Grâce à ces mesures, je suis persuadée que nous pouvons changer d’échelle en la matière et donner ainsi tout leur sens à nos valeurs républicaines de liberté, d’égalité et de fraternité, alors que la situation actuelle tend à exclure de l’emploi un trop grand nombre de personnes en situation de handicap : quelque 500 000 d’entre elles sont inscrites à Pôle emploi, alors que beaucoup peuvent, et souhaitent, travailler.

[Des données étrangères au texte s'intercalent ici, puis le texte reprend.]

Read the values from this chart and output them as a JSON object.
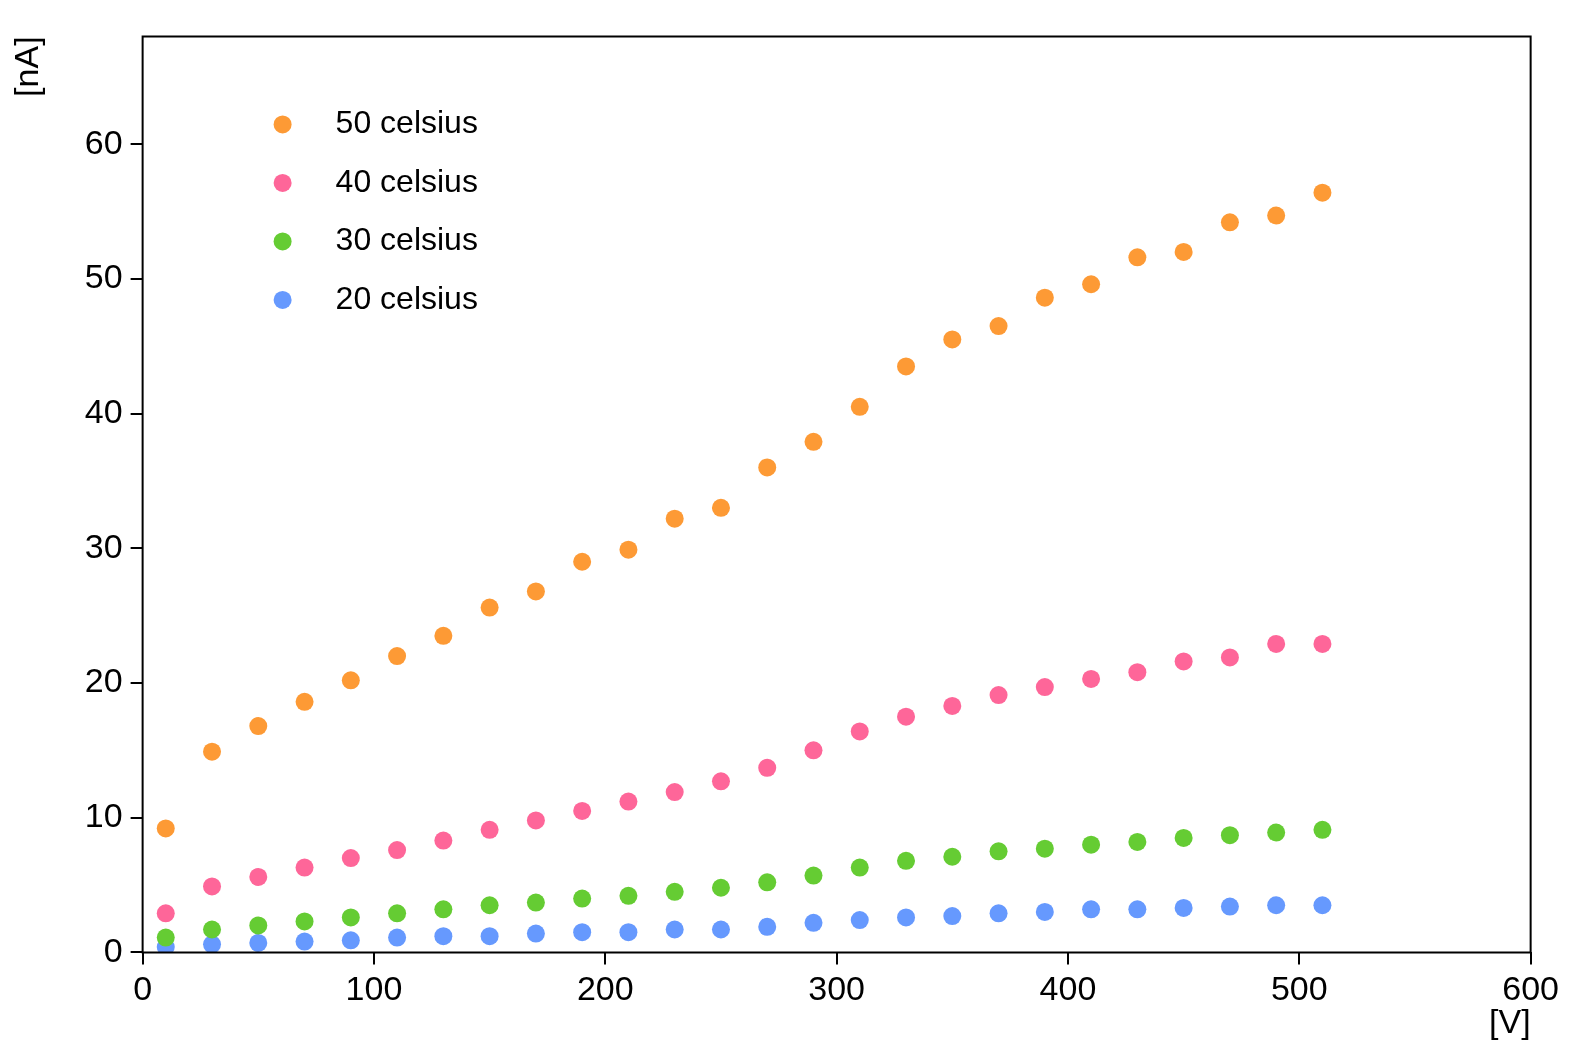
{
  "chart_data": {
    "type": "scatter",
    "xlabel": "[V]",
    "ylabel": "[nA]",
    "xlim": [
      0,
      600
    ],
    "ylim": [
      0,
      68
    ],
    "xticks": [
      0,
      100,
      200,
      300,
      400,
      500,
      600
    ],
    "yticks": [
      0,
      10,
      20,
      30,
      40,
      50,
      60
    ],
    "grid": false,
    "legend": "top left",
    "marker": "circle",
    "x": [
      10,
      30,
      50,
      70,
      90,
      110,
      130,
      150,
      170,
      190,
      210,
      230,
      250,
      270,
      290,
      310,
      330,
      350,
      370,
      390,
      410,
      430,
      450,
      470,
      490,
      510
    ],
    "series": [
      {
        "name": "50 celsius",
        "color": "#fd9a35",
        "values": [
          9.2,
          14.9,
          16.8,
          18.6,
          20.2,
          22.0,
          23.5,
          25.6,
          26.8,
          29.0,
          29.9,
          32.2,
          33.0,
          36.0,
          37.9,
          40.5,
          43.5,
          45.5,
          46.5,
          48.6,
          49.6,
          51.6,
          52.0,
          54.2,
          54.7,
          56.4
        ]
      },
      {
        "name": "40 celsius",
        "color": "#fe6699",
        "values": [
          2.9,
          4.9,
          5.6,
          6.3,
          7.0,
          7.6,
          8.3,
          9.1,
          9.8,
          10.5,
          11.2,
          11.9,
          12.7,
          13.7,
          15.0,
          16.4,
          17.5,
          18.3,
          19.1,
          19.7,
          20.3,
          20.8,
          21.6,
          21.9,
          22.9,
          22.9
        ]
      },
      {
        "name": "30 celsius",
        "color": "#65cc33",
        "values": [
          1.1,
          1.7,
          2.0,
          2.3,
          2.6,
          2.9,
          3.2,
          3.5,
          3.7,
          4.0,
          4.2,
          4.5,
          4.8,
          5.2,
          5.7,
          6.3,
          6.8,
          7.1,
          7.5,
          7.7,
          8.0,
          8.2,
          8.5,
          8.7,
          8.9,
          9.1
        ]
      },
      {
        "name": "20 celsius",
        "color": "#6699fe",
        "values": [
          0.4,
          0.6,
          0.7,
          0.8,
          0.9,
          1.1,
          1.2,
          1.2,
          1.4,
          1.5,
          1.5,
          1.7,
          1.7,
          1.9,
          2.2,
          2.4,
          2.6,
          2.7,
          2.9,
          3.0,
          3.2,
          3.2,
          3.3,
          3.4,
          3.5,
          3.5
        ]
      }
    ]
  }
}
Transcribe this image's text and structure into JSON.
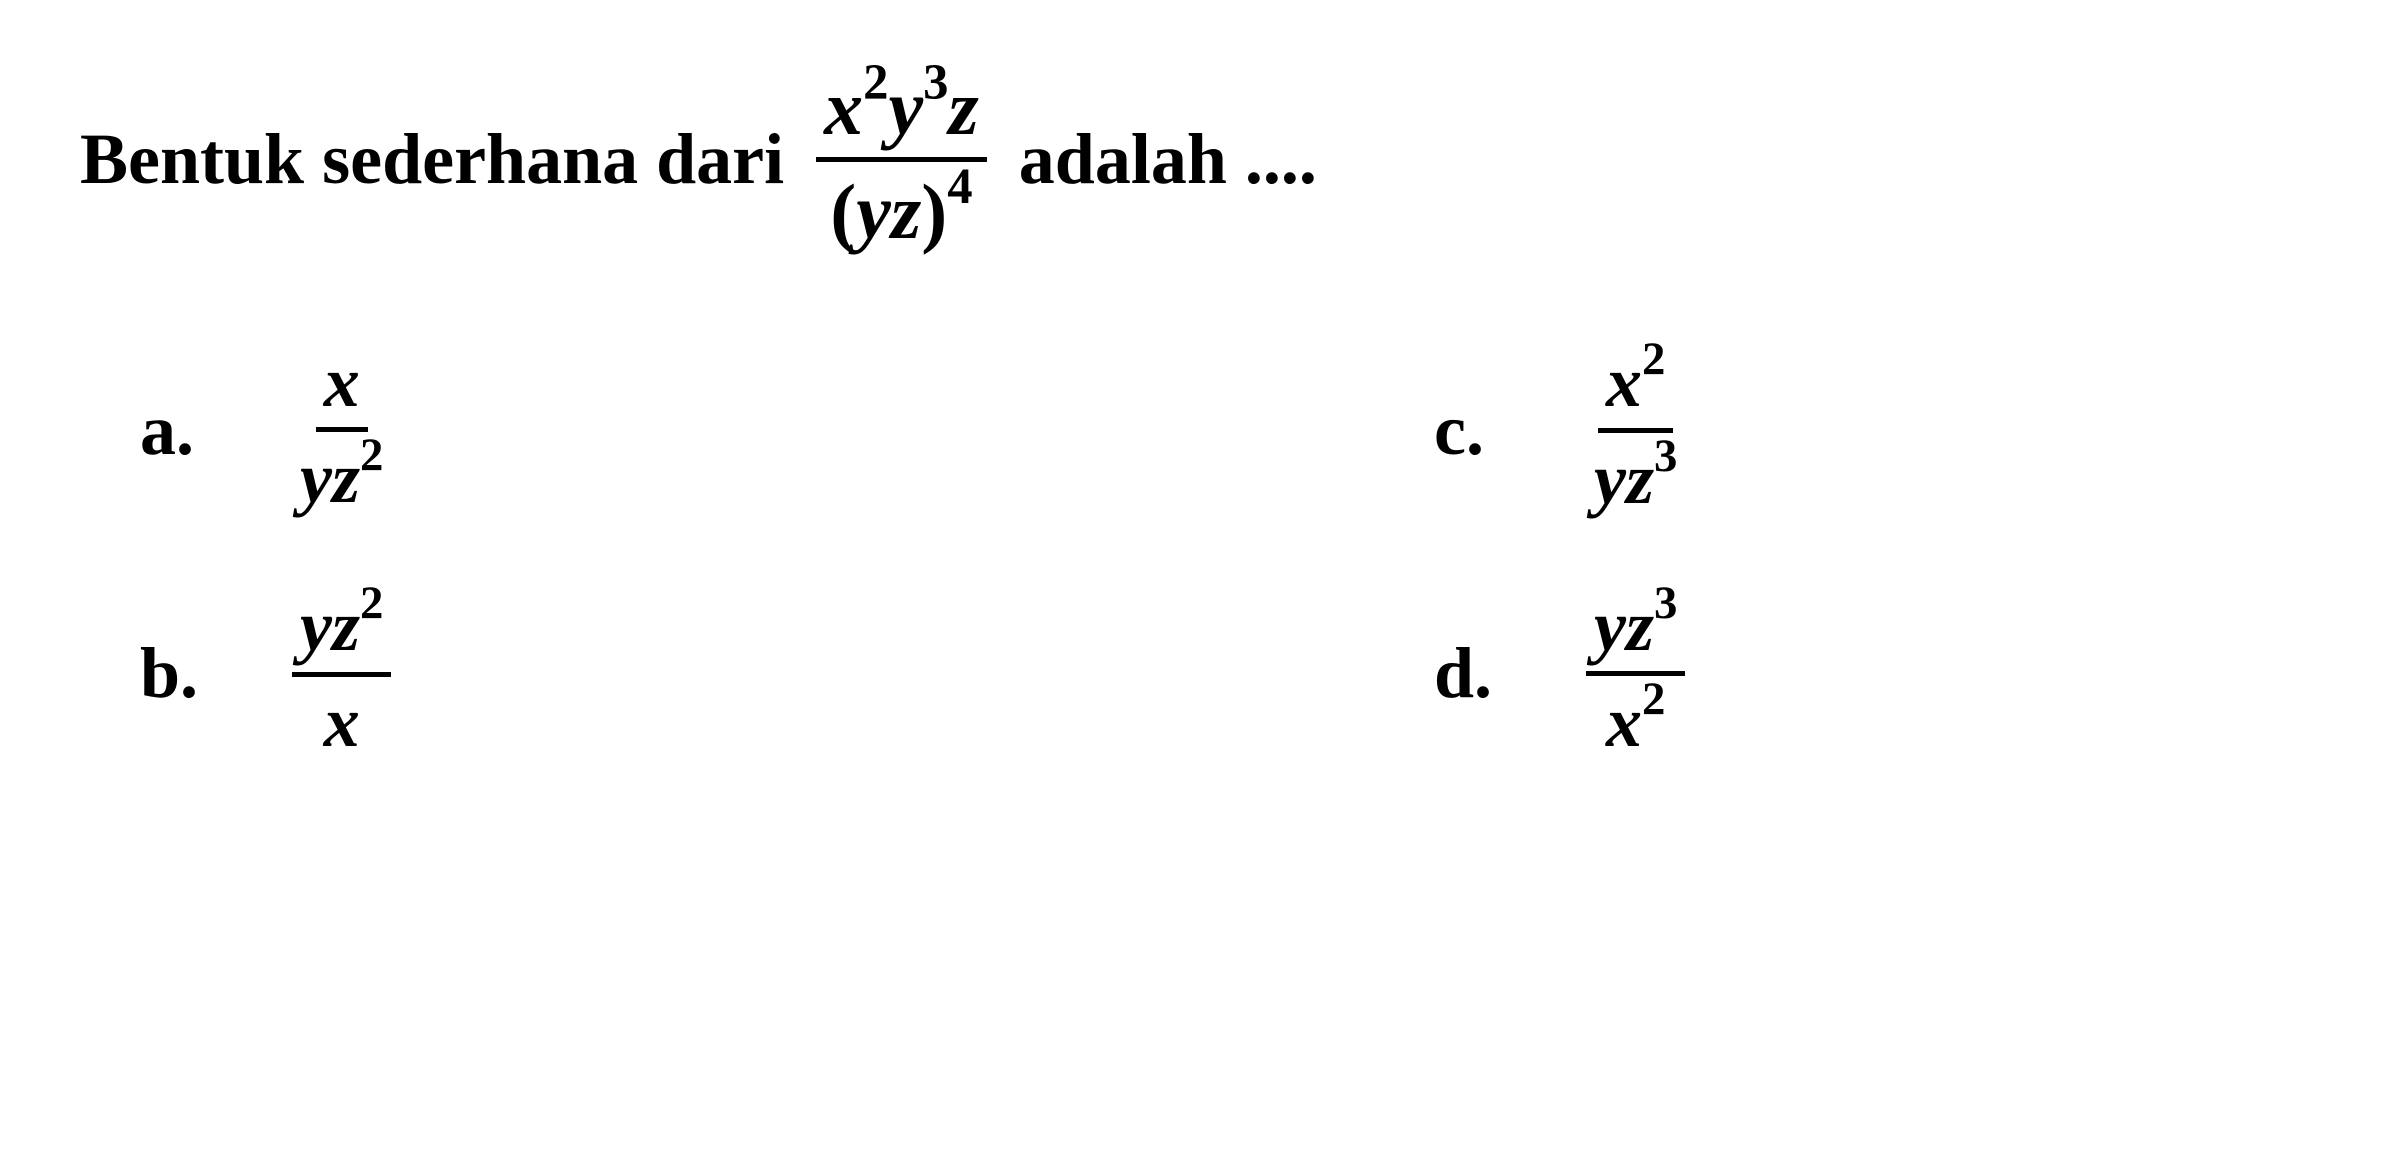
{
  "question": {
    "prefix": "Bentuk sederhana dari",
    "suffix": "adalah ....",
    "main_fraction": {
      "num_x_exp": "2",
      "num_y_exp": "3",
      "den_exp": "4"
    }
  },
  "options": {
    "a": {
      "label": "a.",
      "num": "x",
      "den_var1": "yz",
      "den_exp": "2"
    },
    "b": {
      "label": "b.",
      "num_var": "yz",
      "num_exp": "2",
      "den": "x"
    },
    "c": {
      "label": "c.",
      "num_var": "x",
      "num_exp": "2",
      "den_var": "yz",
      "den_exp": "3"
    },
    "d": {
      "label": "d.",
      "num_var": "yz",
      "num_exp": "3",
      "den_var": "x",
      "den_exp": "2"
    }
  },
  "style": {
    "font_family": "Times New Roman",
    "text_color": "#000000",
    "background_color": "#ffffff",
    "question_fontsize": 72,
    "option_fontsize": 72,
    "fraction_fontsize": 78,
    "font_weight": "bold",
    "fraction_bar_width": 5
  }
}
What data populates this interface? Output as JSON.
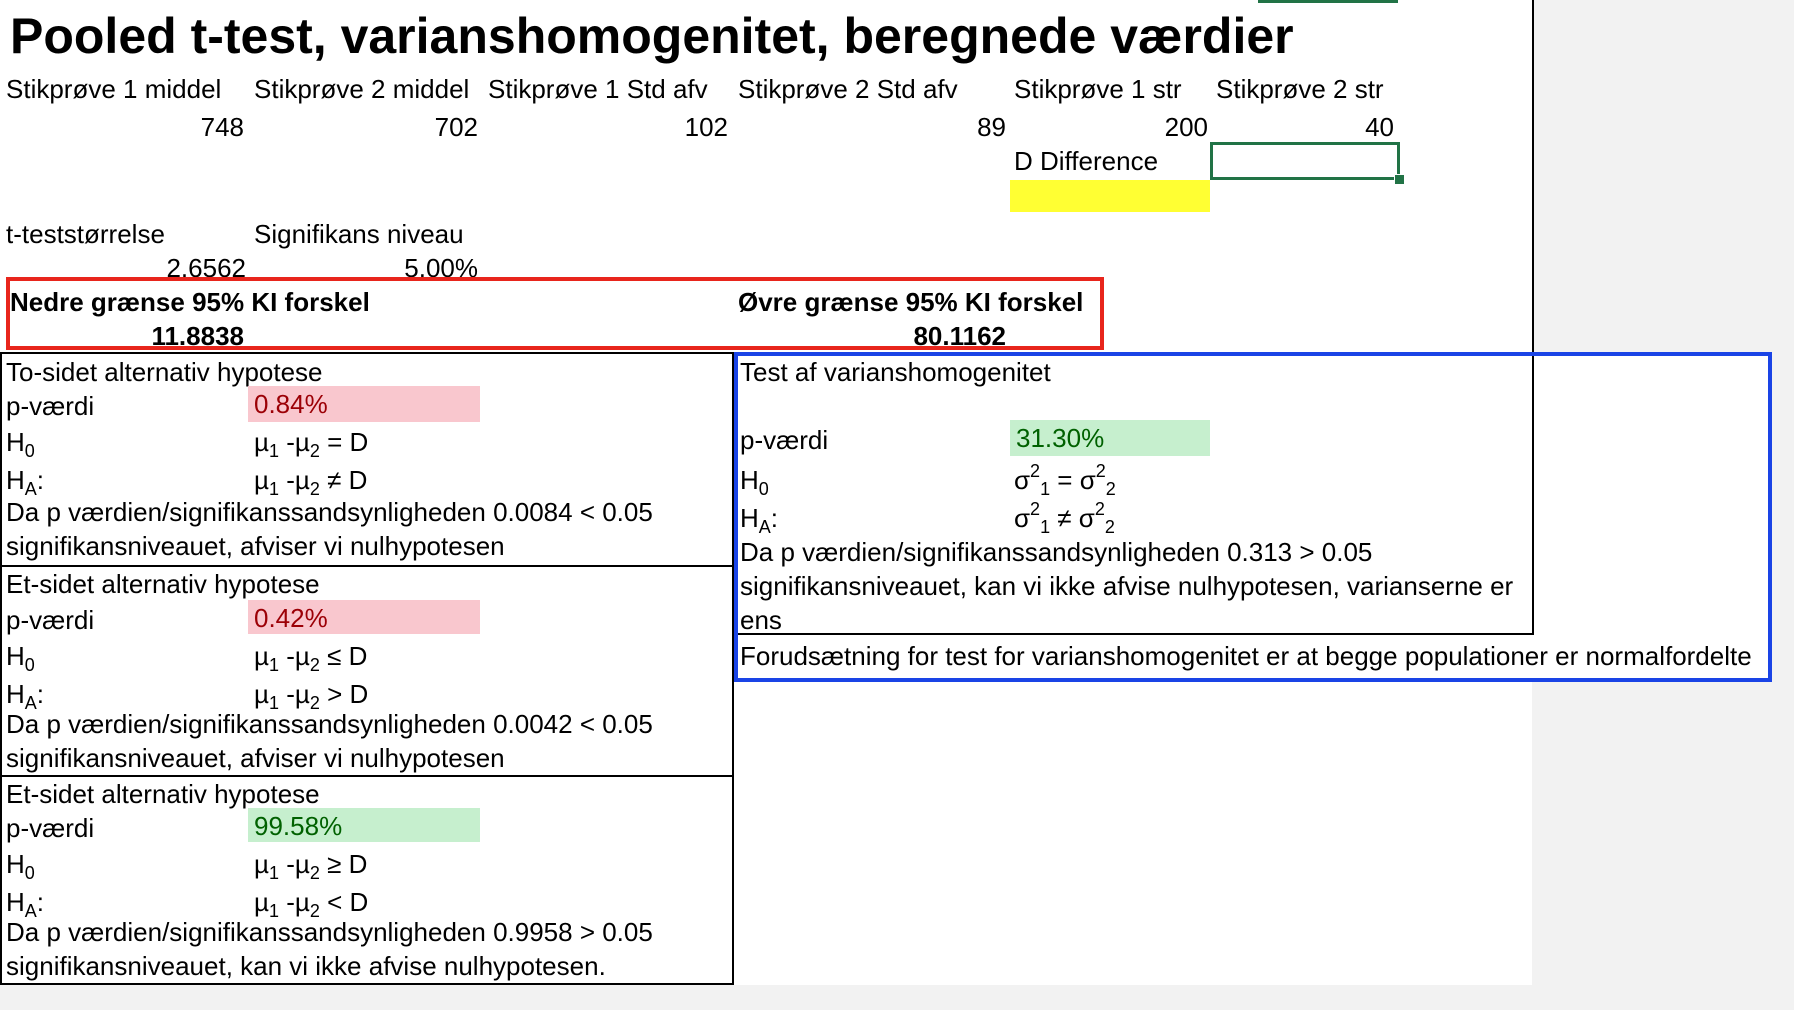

C’est le sens des mesures qui ont été introduites dans le projet de loi. Elles résultent d’une concertation avec les partenaires sociaux et les associations, que nous avons menée avec ma collègue Sophie Cluzel, et s’appuient sur les missions conduites par votre collègue député Adrien Taquet et par Dominique Gillot, présidente du Conseil national consultatif des personnes handicapées, le CNDPH.
Toutefois, sans préjuger de la discussion sur les amendements à venir concernant les entreprises adaptées – sujet sur lequel nous souhaitons avancer fortement, avec le soutien de l’Union nationale des entreprises adaptées –, je ne puis que regretter que vous ayez préféré différer l’entrée en vigueur des dispositions résultant de la deuxième phase de concertation, en supprimant l’habilitation à légiférer par ordonnance sur le financement de l’insertion et du maintien dans l’emploi des travailleurs handicapés.
Le projet de loi traite de la question des droits ; les partenaires sociaux et le Gouvernement ont prévu d’aborder le sujet de l’offre dans un deuxième temps, et l’habilitation permet de ne pas différer la mise en œuvre des réponses qui seront apportées à ce problème. (M. Bruno Retailleau s’exclame.)
Rétablir l’égalité des chances, c’est aussi agir efficacement et résolument en faveur de l’égalité professionnelle entre les femmes et les hommes.
Conformément à ce que le Gouvernement a annoncé dès le 7 mars dernier, le projet de loi comporte des avancées majeures, issues d’une concertation intense et constructive avec les partenaires sociaux, tant sur la lutte contre les violences sexistes et sexuelles au travail que sur l’égalité professionnelle. Ces mesures s’inscrivent dans l’engagement présidentiel de faire de l’égalité entre les femmes et les hommes la grande cause du quinquennat.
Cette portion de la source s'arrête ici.